Researchers expose "open secret" of clandestine trackers in popular Android apps

Yale University”s Privacy Lab is calling on Google and Android app developers to increase transparency into privacy and security practices related to dozens of trackers built into popular Google Play apps such as Uber, Tinder, Skype, Twitter, Spotify and Snapchat.

Privacy Lab teamed up with France-based non-profit Exodus Privacy to uncover “clandestine surveillance software that is unknown to Android users at the time of app installation.”

“These trackers vary in their features and purpose, but are primarily utilized for targeted advertising, behavioral analytics, and location tracking,” the team writes.

Using signature-based detection similar to that employed by traditional AV software, Exodus researchers have so far uncovered 44 such trackers, including 25 used as a sample in their joint research with Yale.

Analyzing the trackers, the team quickly learned that their activity crosses numerous legal jurisdictions as they are used internationally with identical functionality.

“Lack of transparency about the collection, transmission, and processing of data via these trackers raises serious privacy concerns and may have grave security implications for mobile software downloaded and in active use by billions of people worldwide,” Yale researchers warn.

More than three quarters of the apps analyzed by Exodus contained trackers. Apps advertised as “clean” today may still contain trackers that have not yet been identified, researchers believe.

Privacy Lab urges the information security community to help find trackers that it believes are more deeply hidden, as it aims to uncover all, or at least most of them.

A similar audit of iOS apps is much more difficult because of the way Apple stewards the App Store and how iOS apps are packaged and sandboxed.

However, many companies selling trackers also do business with iOS developers, and many developers distribute the same apps on both iOS and Android, so it”s reasonable to ask whether those practices are also unfolding in Apple”s walled garden.

The team doesn”t settle at simply offering a general view of the situation. In its paper, which it believes is of the utmost interest to the public, it offers a rather worrying example of how trackers could be modified to send highly personal information to third-party servers.

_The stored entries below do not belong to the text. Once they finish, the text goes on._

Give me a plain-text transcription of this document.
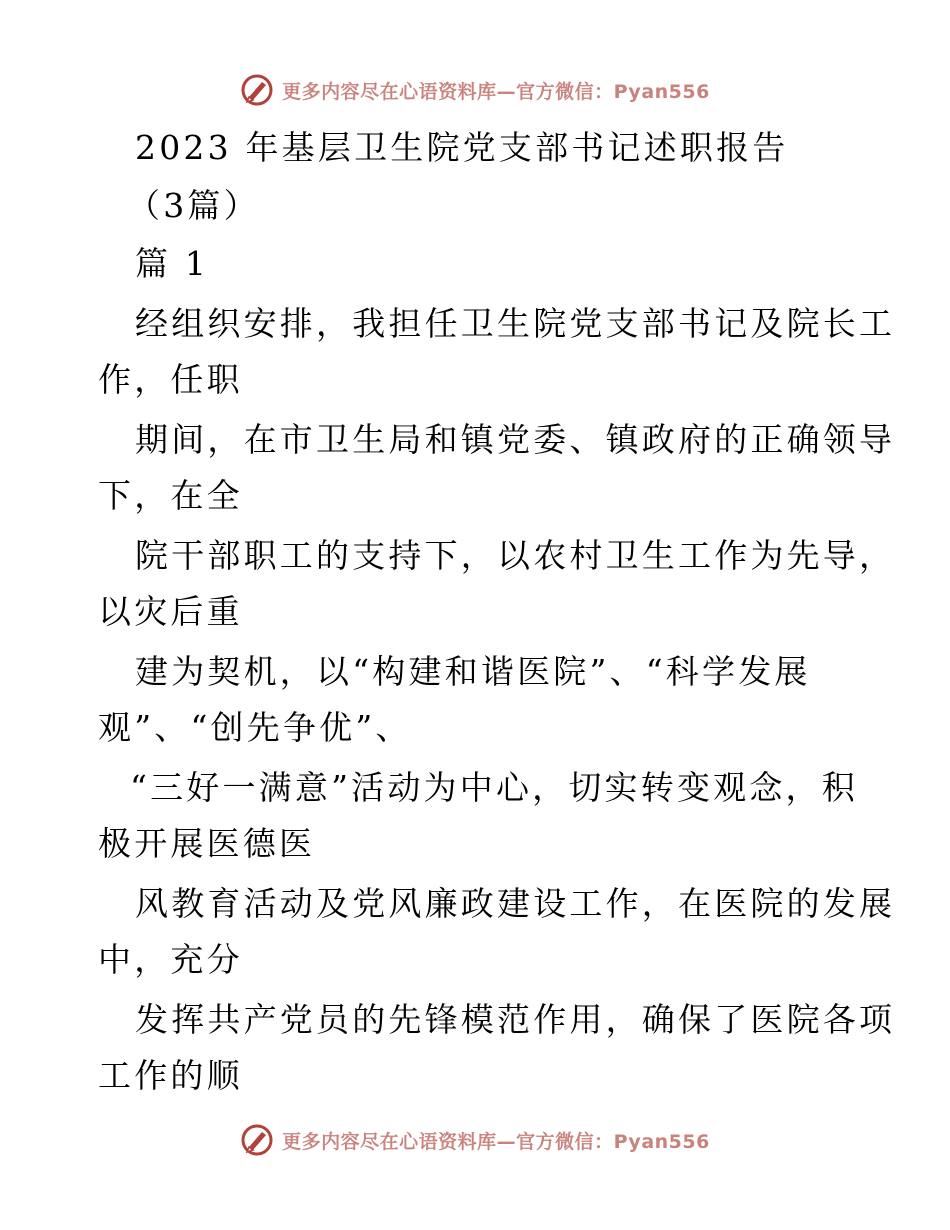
更多内容尽在心语资料库—官方微信：Pyan556
2023 年基层卫生院党支部书记述职报告
（3篇）
篇 1
经组织安排，我担任卫生院党支部书记及院长工
作，任职
期间，在市卫生局和镇党委、镇政府的正确领导
下，在全
院干部职工的支持下，以农村卫生工作为先导，
以灾后重
建为契机，以“构建和谐医院”、“科学发展
观”、“创先争优”、
“三好一满意”活动为中心，切实转变观念，积
极开展医德医
风教育活动及党风廉政建设工作，在医院的发展
中，充分
发挥共产党员的先锋模范作用，确保了医院各项
工作的顺
更多内容尽在心语资料库—官方微信：Pyan556
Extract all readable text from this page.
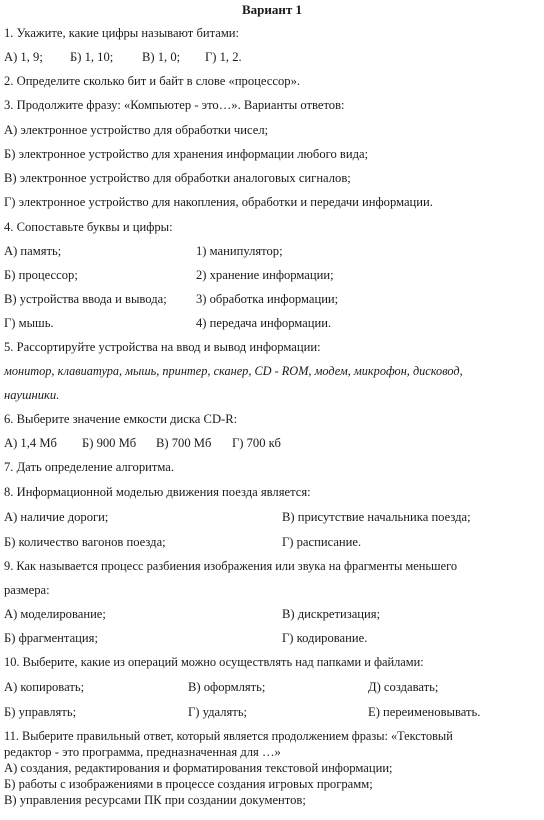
Вариант 1
1. Укажите, какие цифры называют битами:
А) 1, 9; Б) 1, 10; В) 1, 0; Г) 1, 2.
2. Определите сколько бит и байт в слове «процессор».
3. Продолжите фразу: «Компьютер - это…». Варианты ответов:
А) электронное устройство для обработки чисел;
Б) электронное устройство для хранения информации любого вида;
В) электронное устройство для обработки аналоговых сигналов;
Г) электронное устройство для накопления, обработки и передачи информации.
4. Сопоставьте буквы и цифры:
А) память;	1) манипулятор;
Б) процессор;	2) хранение информации;
В) устройства ввода и вывода; 3) обработка информации;
Г) мышь.	4) передача информации.
5. Рассортируйте устройства на ввод и вывод информации:
монитор, клавиатура, мышь, принтер, сканер, CD - ROM, модем, микрофон, дисковод,
наушники.
6. Выберите значение емкости диска CD-R:
А) 1,4 Мб Б) 900 Мб В) 700 Мб Г) 700 кб
7. Дать определение алгоритма.
8. Информационной моделью движения поезда является:
А) наличие дороги;	В) присутствие начальника поезда;
Б) количество вагонов поезда;	Г) расписание.
9. Как называется процесс разбиения изображения или звука на фрагменты меньшего
размера:
А) моделирование;	В) дискретизация;
Б) фрагментация;	Г) кодирование.
10. Выберите, какие из операций можно осуществлять над папками и файлами:
А) копировать;	В) оформлять;	Д) создавать;
Б) управлять;	Г) удалять;	Е) переименовывать.
11. Выберите правильный ответ, который является продолжением фразы: «Текстовый
редактор - это программа, предназначенная для …»
А) создания, редактирования и форматирования текстовой информации;
Б) работы с изображениями в процессе создания игровых программ;
В) управления ресурсами ПК при создании документов;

“FaceGrok recognizes faces in view of the camera, a simple demonstration of the type of data which may be collected and transmitted via trackers,” Privacy Lab folks write. “Though FaceGrok does not transmit any facial recognition data, it could do so with simple modifications. The process of Android app development and submission to the Google Play store has revealed the ease of adding tracker code and the ubiquity of trackers, as well as a glimpse into Google Play policies and app review.”

The versatile nature of trackers is exemplified by FidZup, a tracker that employs sonic emitters which diffuse a tone inaudible to the human ear and detect the presence of phones with FidZup on them.

Such a tracker is presumably used by apps like Bottin Gourmand, which works as a guide to restaurants and hotels in France. Other apps engaging in this practice include car magazine app Auto Journal and TV guide app TeleStar, the authors claim.

There”s more. Among the apps analyzed using the Exodus platform were several finance and healthcare apps, each found to contain as many as six trackers in some cases. High-profile apps on that list include Aetna, American Red Cross, WebMD, American Express, Discover, HSBC, Wells Fargo, and PayPal. Needless to say, apps like these contain highly sensitive data, or precious information that bad actors would love to get their hands on.

Privacy Lab is therefore calling upon developers and app store vendors to increase transparency into the privacy and security practices employed by their apps and the venues used to sell them.

“Android users, and users of all app stores, deserve a trusted chain of software development, distribution, and installation that does not include unknown or masked third-party code,” the team”s final message reads.